Lessors of Residential Buildings
Industry Profile Report
Dive Deep into the industry with a 25+ page industry report (pdf format) including the following chapters
Industry Overview Current Conditions, Industry Structure, How Firms Operate, Industry Trends, Credit Underwriting & Risks, and Industry Forecast.
Call Preparation Call Prep Questions, Industry Terms, and Weblinks.
Financial Insights Working Capital, Capital Financing, Business Valuation, and Financial Benchmarks.
Industry Profile Excerpts
Industry Overview
The 54,000 lessors of residential buildings and dwellings in the US lease single-family homes, apartment buildings, and town homes. The industry includes owner-lessors and firms that rent real estate and subsequently sublet property to others.
Vulnerability to Trends in the Housing Market and Economy
The housing market is cyclical, and market conditions affect property income and values and the ability to collect rent.
Capital-Intensity of Operations
The residential owner-lessor business is extremely capital intensive.
Industry size & Structure
The average residential lessor operates out of a single location, employs about 6-7 workers, and generates $2.8 million in annual revenue.
- The residential lessor industry consists of about 54,000 firms that employ 370,000 workers and generate over $153 billion annually.
- The industry has a low level of concentration; the top 50 companies account for about 30% of industry revenue.
- Large firms with residential lessor operations include Essex Property Trust, AvalonBay Communities, Equity Residential, and Mid-America Apartment Communities. Some large firms are vertically integrated and operate as residential real estate developers.
- Despite the size of the industry, many large firms operate regionally.
Industry Forecast
Lessors of Residential Buildings Industry Growth
Recent Developments
Oct 22, 2024 - Residential Rents Moderate
- Although residential rents went down in September, Federal Reserve rate cuts are expected to boost the economy and residential rental markets, according to a recent report by Yardi Matrix. The national average multifamily rent dropped $3 to $1,750 in September compared to August. The average single-family rental also dropped $3 to $2,167 over the same period. Despite softer rents, the Fed’s interest rate cut in September, a robust labor market, and steady GDP growth are expected to underpin the health of the residential rental market. In the first quarter of 2024, more than 300,000 new apartment units were absorbed, most of them in the Sunbelt and Mountain West. Higher apartment inventories in these regions are expected to put downward pressure on rent growth in 2025.

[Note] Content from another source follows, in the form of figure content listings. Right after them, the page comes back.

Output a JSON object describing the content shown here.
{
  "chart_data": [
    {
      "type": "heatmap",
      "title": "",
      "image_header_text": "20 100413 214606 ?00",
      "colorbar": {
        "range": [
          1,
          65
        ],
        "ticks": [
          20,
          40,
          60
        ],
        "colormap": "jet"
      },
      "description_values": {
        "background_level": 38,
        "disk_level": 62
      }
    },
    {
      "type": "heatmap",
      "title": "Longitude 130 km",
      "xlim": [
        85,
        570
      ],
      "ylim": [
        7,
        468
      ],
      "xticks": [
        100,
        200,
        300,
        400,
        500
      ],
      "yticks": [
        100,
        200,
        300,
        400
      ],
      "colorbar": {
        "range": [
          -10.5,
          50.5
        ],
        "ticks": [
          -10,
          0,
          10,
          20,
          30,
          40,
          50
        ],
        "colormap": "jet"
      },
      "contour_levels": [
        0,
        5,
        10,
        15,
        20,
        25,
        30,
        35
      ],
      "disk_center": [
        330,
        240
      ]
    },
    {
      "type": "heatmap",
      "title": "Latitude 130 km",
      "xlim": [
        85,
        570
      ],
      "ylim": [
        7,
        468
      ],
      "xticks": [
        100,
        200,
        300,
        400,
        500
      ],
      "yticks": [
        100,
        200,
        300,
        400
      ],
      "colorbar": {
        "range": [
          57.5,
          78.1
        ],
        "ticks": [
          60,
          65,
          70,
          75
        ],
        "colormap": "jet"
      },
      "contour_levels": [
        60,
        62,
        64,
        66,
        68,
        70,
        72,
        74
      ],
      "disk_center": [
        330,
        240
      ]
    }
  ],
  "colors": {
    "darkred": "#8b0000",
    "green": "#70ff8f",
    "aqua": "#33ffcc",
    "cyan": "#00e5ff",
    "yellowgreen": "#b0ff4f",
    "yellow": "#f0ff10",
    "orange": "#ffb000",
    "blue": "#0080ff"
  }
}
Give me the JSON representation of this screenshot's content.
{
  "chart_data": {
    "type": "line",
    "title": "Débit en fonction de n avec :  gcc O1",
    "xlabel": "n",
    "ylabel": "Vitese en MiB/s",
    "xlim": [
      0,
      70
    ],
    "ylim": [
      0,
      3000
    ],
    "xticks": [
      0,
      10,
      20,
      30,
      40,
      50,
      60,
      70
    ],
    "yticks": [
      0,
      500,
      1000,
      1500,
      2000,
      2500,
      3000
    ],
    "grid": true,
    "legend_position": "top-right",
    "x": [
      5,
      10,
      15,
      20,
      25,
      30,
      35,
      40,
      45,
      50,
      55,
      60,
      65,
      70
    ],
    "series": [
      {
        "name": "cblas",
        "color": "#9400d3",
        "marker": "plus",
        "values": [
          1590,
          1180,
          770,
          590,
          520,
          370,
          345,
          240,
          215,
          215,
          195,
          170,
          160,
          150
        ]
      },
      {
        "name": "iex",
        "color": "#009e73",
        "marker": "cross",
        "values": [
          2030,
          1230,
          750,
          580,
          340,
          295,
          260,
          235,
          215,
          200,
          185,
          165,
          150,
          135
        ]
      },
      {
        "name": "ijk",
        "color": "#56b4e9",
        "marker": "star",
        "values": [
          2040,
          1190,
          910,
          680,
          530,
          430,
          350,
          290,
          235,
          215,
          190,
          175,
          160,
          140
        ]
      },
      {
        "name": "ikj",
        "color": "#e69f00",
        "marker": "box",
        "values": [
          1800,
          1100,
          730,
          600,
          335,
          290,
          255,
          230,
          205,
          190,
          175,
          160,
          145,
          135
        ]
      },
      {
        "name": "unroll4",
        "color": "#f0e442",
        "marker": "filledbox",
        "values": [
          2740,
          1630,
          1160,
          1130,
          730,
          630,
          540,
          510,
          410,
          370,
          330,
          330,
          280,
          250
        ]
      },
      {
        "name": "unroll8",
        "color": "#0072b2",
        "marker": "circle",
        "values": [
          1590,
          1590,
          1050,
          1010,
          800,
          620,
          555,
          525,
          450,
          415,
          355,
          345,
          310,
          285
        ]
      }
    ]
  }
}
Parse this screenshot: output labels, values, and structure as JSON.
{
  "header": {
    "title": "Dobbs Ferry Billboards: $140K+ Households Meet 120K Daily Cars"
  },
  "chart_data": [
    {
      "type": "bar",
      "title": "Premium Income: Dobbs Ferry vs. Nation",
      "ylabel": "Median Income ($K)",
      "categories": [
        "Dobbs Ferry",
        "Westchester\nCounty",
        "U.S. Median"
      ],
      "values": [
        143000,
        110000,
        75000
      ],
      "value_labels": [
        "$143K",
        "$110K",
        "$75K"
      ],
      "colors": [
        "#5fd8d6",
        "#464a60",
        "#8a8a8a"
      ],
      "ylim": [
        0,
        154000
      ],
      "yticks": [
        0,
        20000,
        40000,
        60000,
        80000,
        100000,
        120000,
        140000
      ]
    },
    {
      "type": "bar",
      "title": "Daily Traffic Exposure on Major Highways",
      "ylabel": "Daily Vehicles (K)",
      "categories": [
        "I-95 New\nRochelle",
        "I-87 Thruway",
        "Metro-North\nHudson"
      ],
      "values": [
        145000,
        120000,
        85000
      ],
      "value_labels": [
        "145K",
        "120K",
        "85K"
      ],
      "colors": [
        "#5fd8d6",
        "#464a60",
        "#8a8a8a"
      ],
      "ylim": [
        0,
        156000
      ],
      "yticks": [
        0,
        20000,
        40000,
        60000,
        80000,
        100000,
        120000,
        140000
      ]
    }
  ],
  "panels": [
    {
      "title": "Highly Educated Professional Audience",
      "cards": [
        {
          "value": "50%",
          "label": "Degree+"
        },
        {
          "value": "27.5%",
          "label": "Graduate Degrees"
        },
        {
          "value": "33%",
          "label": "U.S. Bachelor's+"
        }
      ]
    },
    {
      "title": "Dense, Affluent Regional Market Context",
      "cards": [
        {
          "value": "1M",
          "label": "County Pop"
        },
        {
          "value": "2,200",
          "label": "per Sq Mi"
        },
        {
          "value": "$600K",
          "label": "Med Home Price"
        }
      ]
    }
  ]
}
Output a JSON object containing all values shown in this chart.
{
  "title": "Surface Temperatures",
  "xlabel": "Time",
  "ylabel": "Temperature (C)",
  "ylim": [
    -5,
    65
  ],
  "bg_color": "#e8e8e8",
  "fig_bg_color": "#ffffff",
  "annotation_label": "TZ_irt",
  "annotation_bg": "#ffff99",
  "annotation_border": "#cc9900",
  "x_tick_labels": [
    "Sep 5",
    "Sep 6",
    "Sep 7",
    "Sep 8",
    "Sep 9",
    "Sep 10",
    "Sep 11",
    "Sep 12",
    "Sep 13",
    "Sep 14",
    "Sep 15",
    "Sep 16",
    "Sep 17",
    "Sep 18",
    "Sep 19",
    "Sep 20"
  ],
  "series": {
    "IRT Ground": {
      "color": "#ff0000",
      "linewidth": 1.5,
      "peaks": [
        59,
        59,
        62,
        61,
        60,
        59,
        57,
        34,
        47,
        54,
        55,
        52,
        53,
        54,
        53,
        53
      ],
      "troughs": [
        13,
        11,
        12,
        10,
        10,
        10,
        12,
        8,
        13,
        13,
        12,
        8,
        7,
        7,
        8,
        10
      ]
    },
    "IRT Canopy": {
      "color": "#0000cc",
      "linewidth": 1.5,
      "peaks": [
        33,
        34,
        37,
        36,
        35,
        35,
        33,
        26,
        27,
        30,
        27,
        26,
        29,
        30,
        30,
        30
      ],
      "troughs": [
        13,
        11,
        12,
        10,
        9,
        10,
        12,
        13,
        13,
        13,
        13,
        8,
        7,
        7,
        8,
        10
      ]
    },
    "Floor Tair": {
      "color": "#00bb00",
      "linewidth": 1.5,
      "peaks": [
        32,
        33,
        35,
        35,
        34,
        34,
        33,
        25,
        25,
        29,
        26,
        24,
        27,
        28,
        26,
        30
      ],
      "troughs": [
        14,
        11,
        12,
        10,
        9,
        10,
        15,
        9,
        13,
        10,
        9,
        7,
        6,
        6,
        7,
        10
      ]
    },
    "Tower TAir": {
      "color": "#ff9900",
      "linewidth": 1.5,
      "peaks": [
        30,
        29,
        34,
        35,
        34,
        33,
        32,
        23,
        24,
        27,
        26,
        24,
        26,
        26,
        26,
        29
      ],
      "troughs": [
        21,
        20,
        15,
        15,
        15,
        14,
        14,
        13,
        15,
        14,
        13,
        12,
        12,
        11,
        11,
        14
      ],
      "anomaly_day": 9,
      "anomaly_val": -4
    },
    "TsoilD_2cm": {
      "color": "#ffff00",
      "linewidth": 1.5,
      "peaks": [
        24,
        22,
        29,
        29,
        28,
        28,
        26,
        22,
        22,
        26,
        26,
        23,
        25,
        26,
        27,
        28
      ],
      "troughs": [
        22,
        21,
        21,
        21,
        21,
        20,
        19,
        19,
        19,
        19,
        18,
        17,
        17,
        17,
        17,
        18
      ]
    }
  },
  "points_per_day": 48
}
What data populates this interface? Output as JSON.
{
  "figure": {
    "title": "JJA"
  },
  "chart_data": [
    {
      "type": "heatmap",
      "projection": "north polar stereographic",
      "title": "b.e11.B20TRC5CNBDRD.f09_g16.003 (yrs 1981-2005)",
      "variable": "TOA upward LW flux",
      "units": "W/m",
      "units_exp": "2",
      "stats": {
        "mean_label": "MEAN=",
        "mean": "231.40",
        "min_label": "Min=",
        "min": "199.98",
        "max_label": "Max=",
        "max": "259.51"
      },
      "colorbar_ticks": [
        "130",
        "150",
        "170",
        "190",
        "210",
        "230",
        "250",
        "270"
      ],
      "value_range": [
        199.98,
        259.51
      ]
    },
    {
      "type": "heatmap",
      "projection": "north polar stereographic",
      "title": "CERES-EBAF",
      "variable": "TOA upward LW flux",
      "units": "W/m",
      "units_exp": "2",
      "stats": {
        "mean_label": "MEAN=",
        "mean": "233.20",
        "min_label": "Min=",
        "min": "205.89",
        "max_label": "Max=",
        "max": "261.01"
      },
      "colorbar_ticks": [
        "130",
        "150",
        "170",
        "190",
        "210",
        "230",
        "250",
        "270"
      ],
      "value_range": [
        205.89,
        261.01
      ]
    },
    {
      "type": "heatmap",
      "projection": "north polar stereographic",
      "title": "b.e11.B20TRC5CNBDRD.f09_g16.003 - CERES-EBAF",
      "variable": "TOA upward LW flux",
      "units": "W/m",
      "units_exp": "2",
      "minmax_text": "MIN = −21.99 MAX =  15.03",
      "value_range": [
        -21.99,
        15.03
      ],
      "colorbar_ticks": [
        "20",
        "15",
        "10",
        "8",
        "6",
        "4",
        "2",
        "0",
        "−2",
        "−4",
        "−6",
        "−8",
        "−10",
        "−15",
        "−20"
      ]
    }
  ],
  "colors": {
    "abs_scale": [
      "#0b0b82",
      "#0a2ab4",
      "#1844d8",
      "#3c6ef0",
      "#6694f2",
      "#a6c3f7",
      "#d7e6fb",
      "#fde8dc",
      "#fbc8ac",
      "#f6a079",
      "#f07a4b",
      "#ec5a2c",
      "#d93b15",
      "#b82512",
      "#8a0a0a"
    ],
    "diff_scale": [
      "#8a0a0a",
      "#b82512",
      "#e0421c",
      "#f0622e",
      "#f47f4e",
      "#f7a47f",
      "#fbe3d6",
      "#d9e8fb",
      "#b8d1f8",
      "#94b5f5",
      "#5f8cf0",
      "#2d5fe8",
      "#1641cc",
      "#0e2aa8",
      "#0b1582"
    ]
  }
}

- The number of building permits issued for housing projects with five or more units decreased 10.8% month-over-month and declined 17.4% year-over-year in September 2024. Housing starts for projects with five or more units dropped by 4.5% month-over-month and fell by 15.7% year over year in September. Housing with five or more units saw completions decrease by 8.7% month-over-month but rise 41.9% year-over-year in September. Multifamily construction activity is waning amid a tighter financing environment and the recent wave of new apartment completions, according to the National Association of Home Builders (NAHB).
- High interest rates have increased the costs for new multifamily construction and reduced property values, prompting some developers to halt or delay projects, according to The Wall Street Journal. This year, about 610,000 apartment units are expected to come online, the most in any year since the 1980s, according to data firm CoStar. However, as financing new projects has become costlier, CoStar expects new apartment supplies to slip to fewer than 350,000 units in 2025 and 275,000 in 2026. The influx of new apartment building has created an oversupply in some regions, leading to lower property values and weak rent growth, which has reduced developer and investor appetite for new projects.
- In August, the US Justice Department filed an antitrust suit against real estate software firm RealPage, alleging its technology enabled landlords to engage in price-fixing, boosting rents beyond market norms for millions of renters, according to The New York Times. The suit was filed in the Middle District of North Carolina and was joined by several states, including North Carolina, California, Colorado, Connecticut, Minnesota, Oregon, Tennessee, and Washington. RealPage’s YieldStar software allows landlords to share rent, occupancy rates, and other data points that would otherwise be confidential. An algorithm uses the data to suggest rent rates, which the government suggests are often higher than competitive market norms. RealPage argues its software was deliberately developed to comply with the law, and the firm plans a spirited defense. The firm has said rent increases in recent years have resulted from other forces, including a nationwide housing shortage.